Maybe. But it also STRIPS any rights
below that quantified level and gives them a pass to LIE to us about shared lines, just the way Kraft has done to me for years. We were burned by them with mild-to-moderate reactions so many times that we gave up on them entirely, remember? I
know that their jello and marshmallow products are on shared lines with treenut or peanut. I
know it... but they won't TELL me so.
I worry that this says "we only care about the easily accomodated." If it's a FIRST STEP, that's fine. But I don't think that anyone ought to be pretending that this "solves" the larger problem if that is the case.
A permissible threshold, whatever it turns out to be, IS going to present some problems for a small subset of allergic people, and "problems" there is a polite euphemism for dangerous and expensive, or deadly, accidental ingestions that send them to emergency rooms or morgues.
I can easily see the defense saying "Yeah, but the food DOESN'T contain* the allergen. Must have been 'idiopathic' anaphylaxis, then.

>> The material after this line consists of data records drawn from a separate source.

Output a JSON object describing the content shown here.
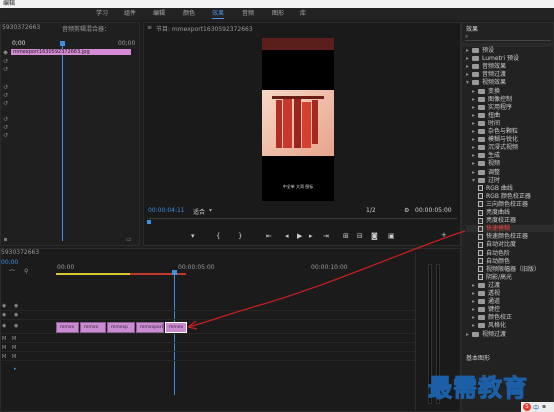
{
  "app": {
    "title": "编辑"
  },
  "workspace_tabs": [
    "学习",
    "组件",
    "编辑",
    "颜色",
    "效果",
    "音频",
    "图形",
    "库"
  ],
  "source_panel": {
    "title": "5930372663",
    "tab": "音频剪辑混合器：",
    "time_start": "0;00",
    "time_end": "00;00",
    "clip_name": "mmexport1630592372663.jpg"
  },
  "program_panel": {
    "title": "节目: mmexport1630592372663",
    "timecode_current": "00:00:04:11",
    "fit": "适合",
    "quality": "1/2",
    "timecode_duration": "00:00:05:00",
    "overlay_text": "中全单 大哥 图标"
  },
  "timeline": {
    "title": "5930372663",
    "timecode": "00;00",
    "ruler": [
      "00:00",
      "00:00:05:00",
      "00:00:10:00"
    ],
    "clips": [
      "mmex",
      "mmex",
      "mmexp",
      "mmexport",
      "mmex"
    ]
  },
  "effects_panel": {
    "title": "效果",
    "footer": "基本图形",
    "items": [
      {
        "label": "预设",
        "level": 0,
        "type": "folder",
        "open": false
      },
      {
        "label": "Lumetri 预设",
        "level": 0,
        "type": "folder",
        "open": false
      },
      {
        "label": "音频效果",
        "level": 0,
        "type": "folder",
        "open": false
      },
      {
        "label": "音频过渡",
        "level": 0,
        "type": "folder",
        "open": false
      },
      {
        "label": "视频效果",
        "level": 0,
        "type": "folder",
        "open": true
      },
      {
        "label": "变换",
        "level": 1,
        "type": "folder",
        "open": false
      },
      {
        "label": "图像控制",
        "level": 1,
        "type": "folder",
        "open": false
      },
      {
        "label": "实用程序",
        "level": 1,
        "type": "folder",
        "open": false
      },
      {
        "label": "扭曲",
        "level": 1,
        "type": "folder",
        "open": false
      },
      {
        "label": "时间",
        "level": 1,
        "type": "folder",
        "open": false
      },
      {
        "label": "杂色与颗粒",
        "level": 1,
        "type": "folder",
        "open": false
      },
      {
        "label": "模糊与锐化",
        "level": 1,
        "type": "folder",
        "open": false
      },
      {
        "label": "沉浸式视频",
        "level": 1,
        "type": "folder",
        "open": false
      },
      {
        "label": "生成",
        "level": 1,
        "type": "folder",
        "open": false
      },
      {
        "label": "视频",
        "level": 1,
        "type": "folder",
        "open": false
      },
      {
        "label": "调整",
        "level": 1,
        "type": "folder",
        "open": false
      },
      {
        "label": "过时",
        "level": 1,
        "type": "folder",
        "open": true
      },
      {
        "label": "RGB 曲线",
        "level": 2,
        "type": "fx"
      },
      {
        "label": "RGB 颜色校正器",
        "level": 2,
        "type": "fx"
      },
      {
        "label": "三向颜色校正器",
        "level": 2,
        "type": "fx"
      },
      {
        "label": "亮度曲线",
        "level": 2,
        "type": "fx"
      },
      {
        "label": "亮度校正器",
        "level": 2,
        "type": "fx"
      },
      {
        "label": "快速模糊",
        "level": 2,
        "type": "fx",
        "highlighted": true
      },
      {
        "label": "快速颜色校正器",
        "level": 2,
        "type": "fx"
      },
      {
        "label": "自动对比度",
        "level": 2,
        "type": "fx"
      },
      {
        "label": "自动色阶",
        "level": 2,
        "type": "fx"
      },
      {
        "label": "自动颜色",
        "level": 2,
        "type": "fx"
      },
      {
        "label": "视频限幅器（旧版）",
        "level": 2,
        "type": "fx"
      },
      {
        "label": "阴影/高光",
        "level": 2,
        "type": "fx"
      },
      {
        "label": "过渡",
        "level": 1,
        "type": "folder",
        "open": false
      },
      {
        "label": "透视",
        "level": 1,
        "type": "folder",
        "open": false
      },
      {
        "label": "通道",
        "level": 1,
        "type": "folder",
        "open": false
      },
      {
        "label": "键控",
        "level": 1,
        "type": "folder",
        "open": false
      },
      {
        "label": "颜色校正",
        "level": 1,
        "type": "folder",
        "open": false
      },
      {
        "label": "风格化",
        "level": 1,
        "type": "folder",
        "open": false
      },
      {
        "label": "视频过渡",
        "level": 0,
        "type": "folder",
        "open": false
      }
    ]
  },
  "watermark": "最需教育",
  "tray_label": "中"
}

Not OUR fault... we clean and test our lines, so not possible."
* as defined by "the guideline."
So someone is still going to be 'eat at your own risk' anyway. My problem with this is that the "someone" involved is already at the most restricted and vulnerable end of the spectrum.
People like my DH and I find labeling Byzantine, illogical, and annoying in the extreme. But we don't find it terrifying. DD's allergies (and threshold) make it
terrifying. I don't see this changing that, since people like her supposedly don't exist.
The kinds of initial ingestions that get reported out of studies on desensitization? Frankly, what they are reporting as an "average" tolerated dose
boggles my mind when I consider what we know my DD's threshold to be. If a threshold gets set at 100 mg-- or even 25 mg-- per serving... on the basis of the "fact" that the center of the tolerance distribution is at 250 mg (which it isn't-- this number is made up for the purposes of this post), and therefore "everyone" can tolerate 25mg without danger...
I think that is WRONG if it means that companies will no longer TELL us if something is on shared lines. If they'll divulge it, great... but I'm skeptical, based on my experiences over the past decade.
Would I rather that the food industry gave up? Did nothing at all? No, of course not. But I think that at the moment, actually REPORTING a
level of average contamination is beyond the scope of what is feasible. And
that is likely to be the best (eventual) answer for everyone involved.
Think about that--
M&M's label... peanut tested at 40+/- 10 ppm.
Then people really COULD decide for themselves whether or not that was safe for themselves. On the basis of actual INFORMATION. Unfortunately, without knowing what the actual limit of detection is, it doesn't do any good to say it's "below the limit of detection." Because hey, if my "method" of determination is..... visual? That's whole peanuts per serving. If it's by... LICKING the sample... it's still probably a couple of peanuts per serving, and it's going to vary depending on how spicy or cold the food is when I taste test. Is it 'safe' if I say it's below my limit of detection?
Maybe for someone it is. But for a lot of someone elses, it certainly is not.
Sorry. I don't think that is "getting lost in the science." I think that this particular science isn't yet up to this particular task, and pretending that it
is is dangerous for some food allergic persons. I
want to believe. I do. But I haven't seen anything yet that convinces me that anything good is going to come of this for people like my DD. I'm worried for those people.